Going into Darfur or the Congo or North Korea or Venezuela or Iraq or Afghanistan are all pretty much equally unacceptable.
I already posted this a couple pages back but we can also bring the bombing of Afghanistan - which exacerbated the preexisting starvation crisis - into the mix. We knew what would happen if we carried out the bombardment. There are plenty of reports covering that - I quoted 2 integral NY Times articles - and the Bush admin. made a few damning statements that clearly show they knew (anticipated) the starvation getting monumentally worse. I believe it became known as the 'silent genocide.'
There was no humanitarian agenda. It was just a marketing ploy. We need to reconcile what the government says with the facts (past/present/future).
If Bush lied about Iraq so did Clinton and Gore.

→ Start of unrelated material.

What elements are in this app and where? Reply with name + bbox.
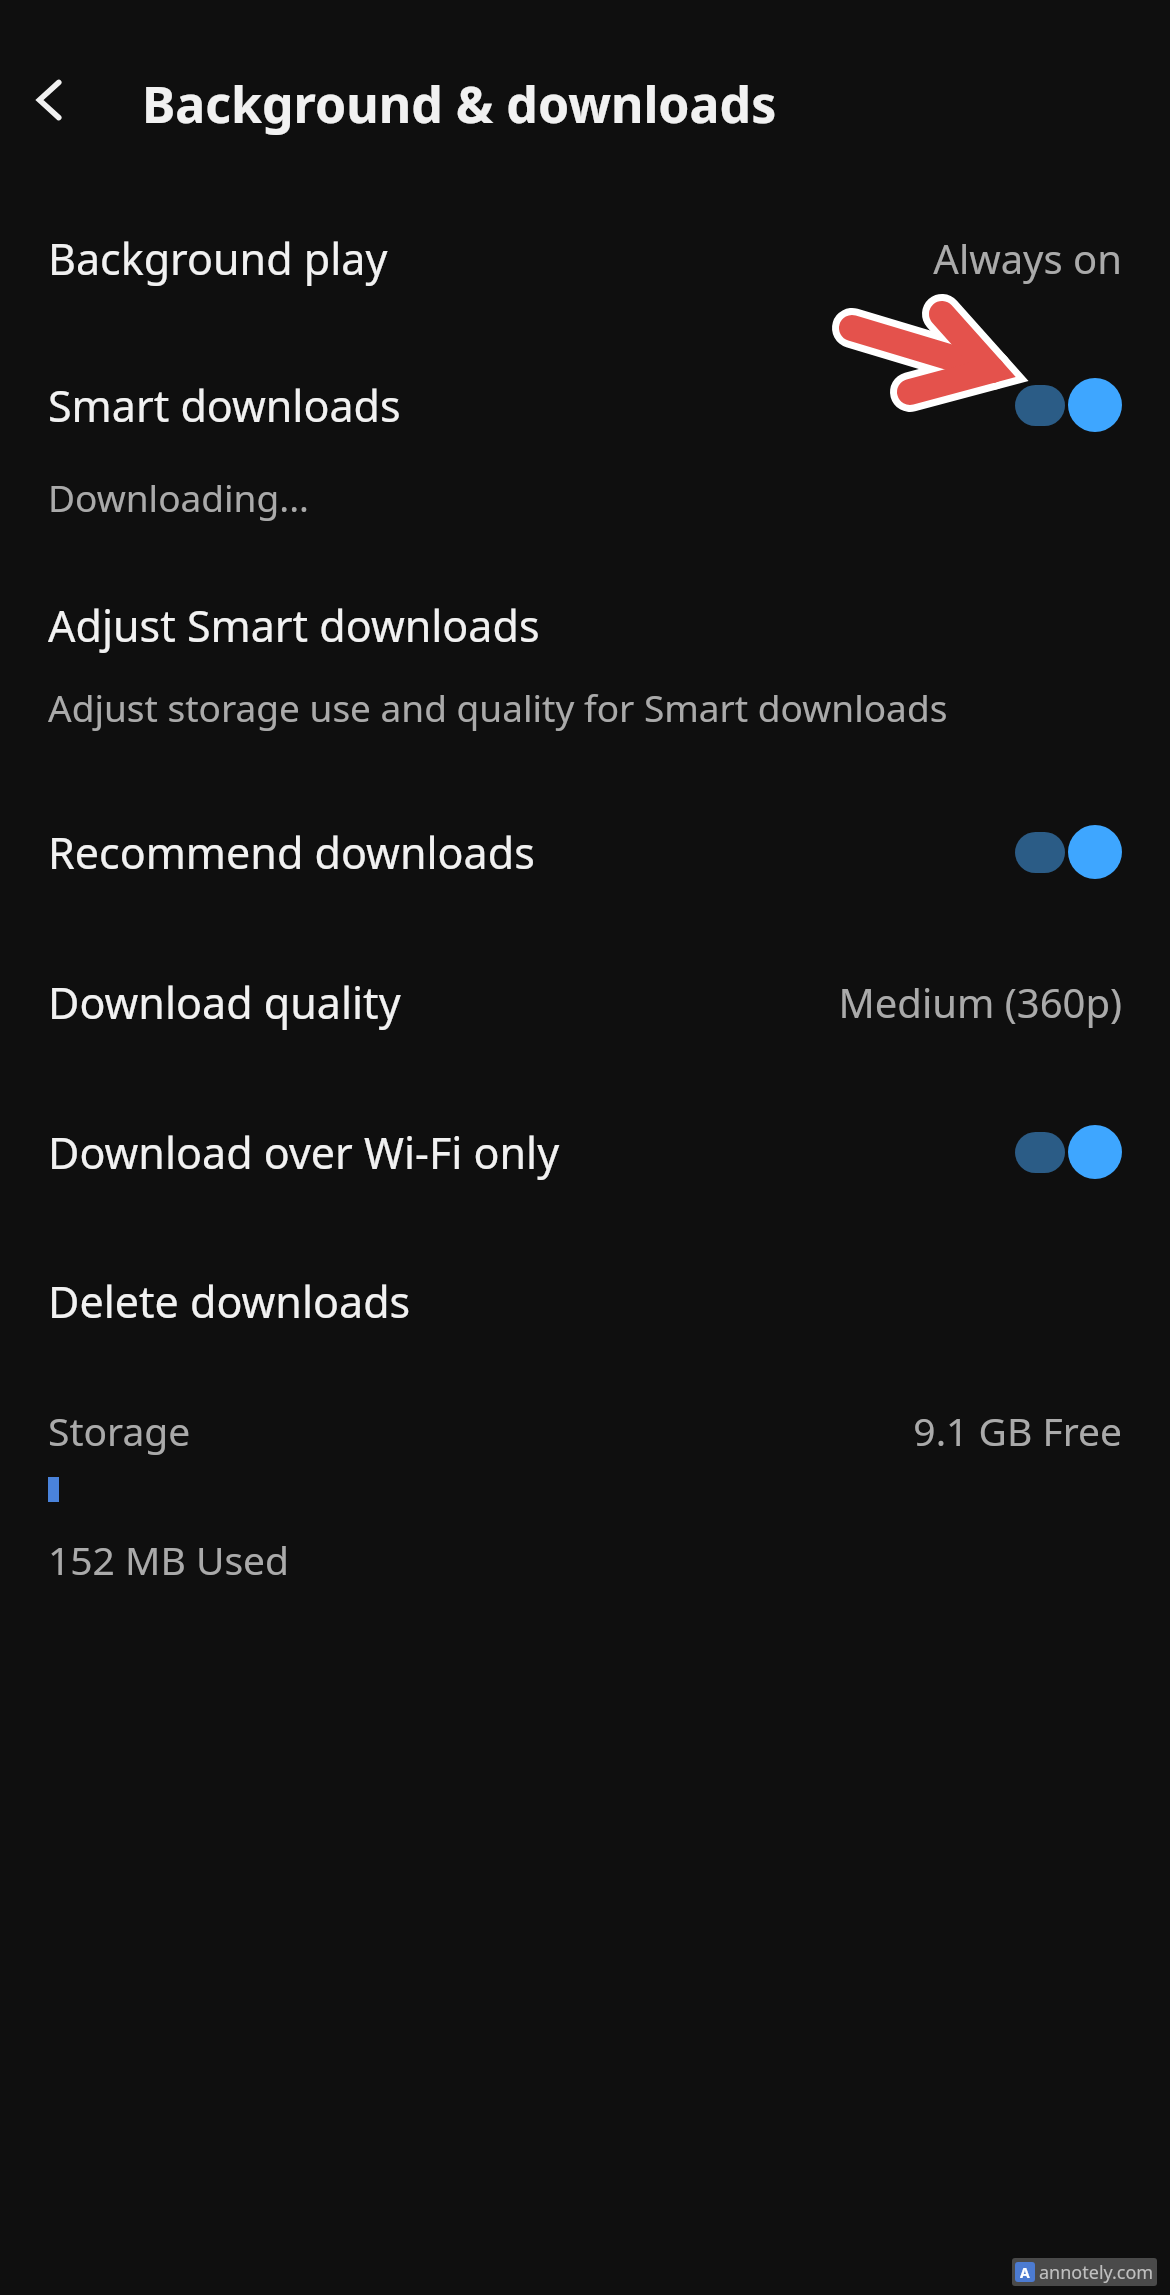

also too...don't forget that we were hitting targets in iraq under clinton too. i joined the army while clinton was president and i was by no means "bored".
what churchill said is right...you either invade ALL those countries or NONE of them because you can't pick and choose which battles you want because those countries are "more important" or "less important". that video made a great point about us having an amazing military force...but no peacekeeping force at all. you can't expect the same guys to do both jobs and be successful.
i understand that we're always going to be the UN's big stick. when someone needs taken down or dealt with, we're going to be the ones that have to lead the charge...we just need to put the force into place that can handle the "after".
Clinton's airstrike's were backed by the U.N. and were directed at biological plants and factories. And when the Airstrikes happend, the GOP said it was only a diversion from the impeachment trial about getting a blowjob. Clinton also didn't go to War with Iraq.
Bush's Invasion and War on Iraq and its cities was very different than U.N. backed airstrikes.